Un bébé qui vit un attachement sécurisant, un tout-petit et son éducateur qui échangent sur leurs émotions lors d’une lecture partagée, un adulte qui offre le modèle de quelqu’un qui reconnaît ses erreurs… Cet article souligne l’importance de certaines attitudes éducatives favorisant la liberté de penser.

En retraçant les étapes fondamentales du développement psychique de l’enfant, l’auteure de l’article interroge Golse, qui rappelle qu’un attachement secure est la base nécessaire pour que l’être humain puisse un jour explorer le monde et affirmer ses propres idées. Du côté des adultes, il s’agit de répondre aux désirs émis par le tout-petit sans aller dans l’attitude extrême de tout accepter : légitimer le désir et ensuite frustrer lorsque c’est nécessaire. En résumé, mettre en place un style éducatif souple et contenant.

Les enfants grandissent par mimétisme. Parents et éducateurs doivent donc s’appliquer à montrer qu’il n’y a pas de pensée unique et standardisée. Pour que l’enfant s’autorise à remettre en cause les propos des adultes, il est indispensable qu’ils acceptent d’être faillibles et de le reconnaître devant lui. (Humbeeck). Expliquer aux enfants que l’adulte peut se tromper, que ses prises de position peuvent évoluer sert également, en terme de prévention, à pouvoir mettre en doute plus tard ce qui se dit sur internet et sur les réseaux sociaux, à résister aux fake news, par exemple.

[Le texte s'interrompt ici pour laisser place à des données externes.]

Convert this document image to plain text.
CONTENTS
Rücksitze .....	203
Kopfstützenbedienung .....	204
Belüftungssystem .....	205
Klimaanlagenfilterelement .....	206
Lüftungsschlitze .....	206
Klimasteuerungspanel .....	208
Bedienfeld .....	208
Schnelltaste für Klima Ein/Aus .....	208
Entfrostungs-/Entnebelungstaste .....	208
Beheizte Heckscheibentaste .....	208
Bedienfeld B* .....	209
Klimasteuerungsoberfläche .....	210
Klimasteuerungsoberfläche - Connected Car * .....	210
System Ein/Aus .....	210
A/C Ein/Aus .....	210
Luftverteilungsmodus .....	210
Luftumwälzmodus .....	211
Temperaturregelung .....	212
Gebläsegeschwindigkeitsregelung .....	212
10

Vers l’âge de 4-5 ans, se met en place la théorie de l’esprit ; Golse cite cette étape comme celle qui va permettre à l’enfant de se distancer de ses parents, comprendre que « l’autre » peut avoir sa pensée et ses émotions propres. Mais, selon cet auteur, c’est déjà vers 15 mois que l’enfant commence à percevoir que l’état mental de l’autre ne correspond pas au sien ; d’où l’importance des temps de lecture partagée qui donnent l’occasion aux deux partenaires d’échanger sur les émotions ressenties : J’ai l’impression que tu as peur du loup ? Moi… il me fait rire !

La dernière proposition est une gageure pour les adultes comme pour les enfants : apprendre au cerveau à résister aux idées toutes faites. Par des jeux comme 1.2.3 Soleil, Jacques-a-dit, ou par le jeu des trois figures de Tisseron, l’idée est d’entraîner l’enfant à inhiber son propre point de vue, égocentré, pour activer celui de l’autre. (Houdé).

Un article passionnant que je vous invite à lire, comme chaque dossier de cette excellente revue française, qui nourrira de ses richesses les professionnels de la petite enfance et du parascolaire !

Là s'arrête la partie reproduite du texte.